New Biometric Rule: What Is It All About?
Any individual seeking a Canadian visitor visa, work or study permit, or permanent residency, fall under the rule. As reported by Studyinternational, to apply for visa, a candidate has to submit their fingerprints and a photo as part of the biometric program. The rule also applies to students from visa-exempt countries. And right away, the rule has caused controversy, due to accessibility concerns. The concerns are tied to the fact that students will now have to apply in person.
How Many International Students Have Applied for Canadian Visas?
As Canada is expanding the visa application centres network globally, it is planning to bring the total number to at least 157 centres in 105 countries by November 2019. Still, the number of centers is uneven, as Brazil has five centres, while Japan has only one. In the first 10 months of 2018, over 80,000 Canadian visas became effective for Indian students, according to the IRCC (Immigration, Refugees and Citizenship Canada) data.
At that, India has 10 visa application centers, while China, with over 77,000 students over the same period, has 12 centres.
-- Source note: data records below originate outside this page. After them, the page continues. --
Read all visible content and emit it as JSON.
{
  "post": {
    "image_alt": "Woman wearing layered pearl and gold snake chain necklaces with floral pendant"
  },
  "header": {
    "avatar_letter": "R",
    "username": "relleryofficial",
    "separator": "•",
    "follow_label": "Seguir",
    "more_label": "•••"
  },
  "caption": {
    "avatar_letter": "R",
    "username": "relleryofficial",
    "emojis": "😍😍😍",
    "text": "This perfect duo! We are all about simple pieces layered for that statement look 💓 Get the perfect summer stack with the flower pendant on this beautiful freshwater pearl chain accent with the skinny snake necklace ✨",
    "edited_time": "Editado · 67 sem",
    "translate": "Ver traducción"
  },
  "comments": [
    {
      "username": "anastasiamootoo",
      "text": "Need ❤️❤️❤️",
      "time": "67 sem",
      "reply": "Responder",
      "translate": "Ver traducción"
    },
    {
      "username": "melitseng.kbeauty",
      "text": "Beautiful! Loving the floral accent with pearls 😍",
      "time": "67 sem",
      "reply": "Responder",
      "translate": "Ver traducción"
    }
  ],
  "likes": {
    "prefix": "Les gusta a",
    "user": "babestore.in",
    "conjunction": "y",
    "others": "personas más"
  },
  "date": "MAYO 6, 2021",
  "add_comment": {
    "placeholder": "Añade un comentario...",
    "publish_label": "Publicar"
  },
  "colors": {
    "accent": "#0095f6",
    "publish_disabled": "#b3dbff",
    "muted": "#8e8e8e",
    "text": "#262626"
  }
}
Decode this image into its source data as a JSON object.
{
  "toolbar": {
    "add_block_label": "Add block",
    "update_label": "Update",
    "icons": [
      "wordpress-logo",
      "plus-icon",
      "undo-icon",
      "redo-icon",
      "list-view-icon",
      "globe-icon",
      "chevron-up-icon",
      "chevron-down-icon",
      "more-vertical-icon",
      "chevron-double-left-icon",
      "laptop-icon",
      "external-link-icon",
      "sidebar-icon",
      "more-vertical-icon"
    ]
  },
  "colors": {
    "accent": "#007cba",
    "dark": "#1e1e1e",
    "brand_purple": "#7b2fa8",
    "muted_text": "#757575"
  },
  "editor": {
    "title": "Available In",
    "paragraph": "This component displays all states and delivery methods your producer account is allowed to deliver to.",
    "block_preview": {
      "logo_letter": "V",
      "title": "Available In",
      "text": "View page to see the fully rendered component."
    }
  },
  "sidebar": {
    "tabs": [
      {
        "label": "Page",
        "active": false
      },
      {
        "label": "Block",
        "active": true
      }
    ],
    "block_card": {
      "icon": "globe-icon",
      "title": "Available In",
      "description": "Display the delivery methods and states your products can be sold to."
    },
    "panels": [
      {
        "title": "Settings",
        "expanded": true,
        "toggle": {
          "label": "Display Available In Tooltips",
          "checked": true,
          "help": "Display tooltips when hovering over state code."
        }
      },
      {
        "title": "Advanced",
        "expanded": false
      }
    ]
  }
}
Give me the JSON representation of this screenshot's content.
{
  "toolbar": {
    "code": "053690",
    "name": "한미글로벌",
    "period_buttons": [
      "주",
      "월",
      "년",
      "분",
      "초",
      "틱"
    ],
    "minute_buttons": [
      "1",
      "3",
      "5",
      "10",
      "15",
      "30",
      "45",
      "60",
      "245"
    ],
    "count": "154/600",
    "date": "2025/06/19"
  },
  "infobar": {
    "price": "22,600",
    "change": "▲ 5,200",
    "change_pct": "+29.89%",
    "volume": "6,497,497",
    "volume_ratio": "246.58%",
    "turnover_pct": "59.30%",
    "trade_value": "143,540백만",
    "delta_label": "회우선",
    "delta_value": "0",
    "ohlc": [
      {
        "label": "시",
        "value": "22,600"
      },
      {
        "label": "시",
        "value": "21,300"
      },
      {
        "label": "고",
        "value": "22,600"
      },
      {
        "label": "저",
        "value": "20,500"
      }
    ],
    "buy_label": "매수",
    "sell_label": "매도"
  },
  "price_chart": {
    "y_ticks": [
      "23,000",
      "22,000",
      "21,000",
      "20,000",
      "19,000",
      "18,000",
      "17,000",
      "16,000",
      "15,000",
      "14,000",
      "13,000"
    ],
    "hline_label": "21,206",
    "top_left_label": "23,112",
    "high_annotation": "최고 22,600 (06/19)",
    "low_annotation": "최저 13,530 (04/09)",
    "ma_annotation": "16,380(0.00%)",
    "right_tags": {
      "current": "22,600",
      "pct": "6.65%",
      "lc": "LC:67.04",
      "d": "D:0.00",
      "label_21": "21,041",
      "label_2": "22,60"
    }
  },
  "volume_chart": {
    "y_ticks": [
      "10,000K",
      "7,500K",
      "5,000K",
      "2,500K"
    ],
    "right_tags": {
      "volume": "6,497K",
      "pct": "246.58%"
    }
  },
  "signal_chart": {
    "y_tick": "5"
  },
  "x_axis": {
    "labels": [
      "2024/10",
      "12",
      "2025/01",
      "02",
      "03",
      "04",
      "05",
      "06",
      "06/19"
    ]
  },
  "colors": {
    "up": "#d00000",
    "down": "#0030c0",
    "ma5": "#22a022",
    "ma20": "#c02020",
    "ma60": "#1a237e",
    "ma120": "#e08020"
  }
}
More and more students are interested in getting a Canadian study visa from Asian countries, which also includes the Philippines.
Languages Canada’s Executive Director, Gonzalo Peralta, commented on the rule as follows: “At this point, our main concern is the uncertainty the new process is creating, and that is something unavoidable. Our concern, of course, is that the new measures may impact student enrolment at our member institutions.”